CNN+ will shut down on 30 April, about a month after it was launched with a $300m investment. The new owner of the network, Warner Bros Discovery – itself the product of a $43bn merger between AT&T and the Discovery Network – decided a subscription-based streaming service was unfeasible. Only 100,000 users had signed up.
The new chairman and chief executive of CNN, Chris Licht, said the decision to dump CNN+ was the product of a uniquely bad situation.
“We have to own what happened, even though it’s not a result of what we did,” Licht told employees at a town hall meeting.
The shelving of the service leaves in the lurch high-profile hires including the veteran Fox News journalist Chris Wallace and Kasie Hunt, formerly of NBC News and MSNBC. It is also the end of a project that encouraged top CNN reporters toward less news-focused fare such as Jake Tapper’s Book Club and Parental Guidance With Anderson Cooper.
At an Oprah Winfrey-hosted company meeting on the Warner Bros lot in Burbank, California last week, David Zaslav, chief executive and president of CNN’s corporate parent, reportedly said he wanted CNN to focus on the facts and set itself apart from a cable-news industry monopolised by “advocacy networks”.
“If we get that, we can have a civilized society,” Zaslav reportedly said. “And without it, if it all becomes advocacy, we don’t have a civilized society.”

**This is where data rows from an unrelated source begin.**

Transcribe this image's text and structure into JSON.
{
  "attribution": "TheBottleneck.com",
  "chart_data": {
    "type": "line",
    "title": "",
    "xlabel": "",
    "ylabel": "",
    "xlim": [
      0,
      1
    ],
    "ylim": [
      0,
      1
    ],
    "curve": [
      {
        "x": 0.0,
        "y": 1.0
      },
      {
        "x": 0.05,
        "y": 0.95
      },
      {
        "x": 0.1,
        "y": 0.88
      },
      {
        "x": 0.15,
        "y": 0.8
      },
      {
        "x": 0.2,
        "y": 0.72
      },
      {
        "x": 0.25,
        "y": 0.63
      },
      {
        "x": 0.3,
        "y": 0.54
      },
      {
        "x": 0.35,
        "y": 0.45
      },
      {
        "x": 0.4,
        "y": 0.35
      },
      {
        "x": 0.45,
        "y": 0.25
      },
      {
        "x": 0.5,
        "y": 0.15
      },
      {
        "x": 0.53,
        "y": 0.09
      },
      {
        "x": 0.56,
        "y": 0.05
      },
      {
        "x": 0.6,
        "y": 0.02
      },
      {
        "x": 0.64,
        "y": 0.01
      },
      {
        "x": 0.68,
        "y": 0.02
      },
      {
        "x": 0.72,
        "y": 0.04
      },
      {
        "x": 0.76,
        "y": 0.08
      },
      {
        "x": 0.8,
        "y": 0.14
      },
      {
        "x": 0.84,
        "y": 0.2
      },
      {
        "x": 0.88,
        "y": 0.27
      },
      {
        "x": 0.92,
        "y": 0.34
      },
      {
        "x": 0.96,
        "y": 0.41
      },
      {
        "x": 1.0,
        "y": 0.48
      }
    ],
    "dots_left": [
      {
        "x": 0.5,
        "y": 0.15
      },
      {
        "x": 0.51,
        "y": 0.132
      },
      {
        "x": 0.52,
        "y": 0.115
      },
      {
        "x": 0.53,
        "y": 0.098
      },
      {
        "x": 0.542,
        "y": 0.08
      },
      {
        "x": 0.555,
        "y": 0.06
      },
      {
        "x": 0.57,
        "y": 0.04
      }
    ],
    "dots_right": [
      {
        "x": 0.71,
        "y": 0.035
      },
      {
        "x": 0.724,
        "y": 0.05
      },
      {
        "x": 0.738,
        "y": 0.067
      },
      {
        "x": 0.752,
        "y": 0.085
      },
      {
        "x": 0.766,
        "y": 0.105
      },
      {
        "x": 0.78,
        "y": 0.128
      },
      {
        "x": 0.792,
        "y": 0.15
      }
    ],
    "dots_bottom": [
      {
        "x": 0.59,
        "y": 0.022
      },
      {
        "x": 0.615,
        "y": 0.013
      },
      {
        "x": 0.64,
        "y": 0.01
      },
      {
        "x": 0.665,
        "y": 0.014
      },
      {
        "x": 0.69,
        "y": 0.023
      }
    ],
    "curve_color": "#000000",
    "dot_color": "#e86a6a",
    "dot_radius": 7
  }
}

A board member, John Malone, has also spoken on the subject of media bias.
“I would like to see CNN evolve back to the kind of journalism that it started with and actually have journalists, which would be unique and refreshing,” Malone told CNBC in November.
CNN is not alone in signaling that it is abandoning a kind of reporting that arguably came to pass in an effort to counter Fox News, the far more profitable rightwing outlet known for intense audience loyalty.
Addressing the bleed-through of opinion into news has also been on the menu at the New York Times, though less overtly so given the gift that would present to the paper’s enemies.
This week, the controlling Sulzberger family tapped Joe Kahn, a former China correspondent, to be the new executive editor.
Though top editors felt by some staff to have overlooked limitations on which opinions were fit to publish have left the paper, the publisher, AG Sulzberger, has said he believes “in the principle of openness to a range of opinions”.
This week, a Times insider told New York magazine: “There is a sense – and this makes a lot of people very happy – that [Kahn] is much less willing to indulge the complaining and the constant cries of activism and that he is somebody who has expressed little patience for the newsroom culture-war eruptions that have been such a distraction for us lately.”
Two weeks ago the paper’s outgoing executive editor, Dean Baquet, issued “a reset” in the paper and reporters’ approach to Twitter, long held up as having undue influence over some aspects of the Times’s editorial approach.
“We’re not ordering anybody that they can’t be on Twitter,” Baquet said. “But we also just want to help people modulate it.”
Like many news organizations, the Times is attempting to steer a path between those who would see the anti-democratic excesses of the right as reason to counter with greater activism from the left and those who say news organizations should be essentially non-political.
“We won’t be baited into becoming ‘the opposition’, Sulzberger said in 2018. “And we won’t be applauded into becoming ‘the opposition’.”
Jay Rosen, a journalism professor at New York University, said a breakdown of political discourse had created a problem for all institutions.
“They all have strategies and those strategies go out of favor so they change them,” he said. “No one really knows what to do but there are different ways of faking it.”
For the Times, Rosen said, carefully worded statements by Kahn and others were really saying: “There’s pressure to become more liberal and we’re not going to do that.”
He said: “They think their critics and core readers want them to be pro-Joe Biden, and overlook any faults he has. They’re saying they’re not going to be intimidated by the right wing or congratulated by the left wing into doing what they want.”
In February, the Times launched a new advertising campaign: Independent Journalism for an Independent Life. To Rosen, it was the carefully calibrated articulation of a shift that cannot be fully articulated.
“This whole issue has been wrapped up in a bow of independence,” he said. “It’s the language they’re using to announce a shift without articulating any need for a shift.”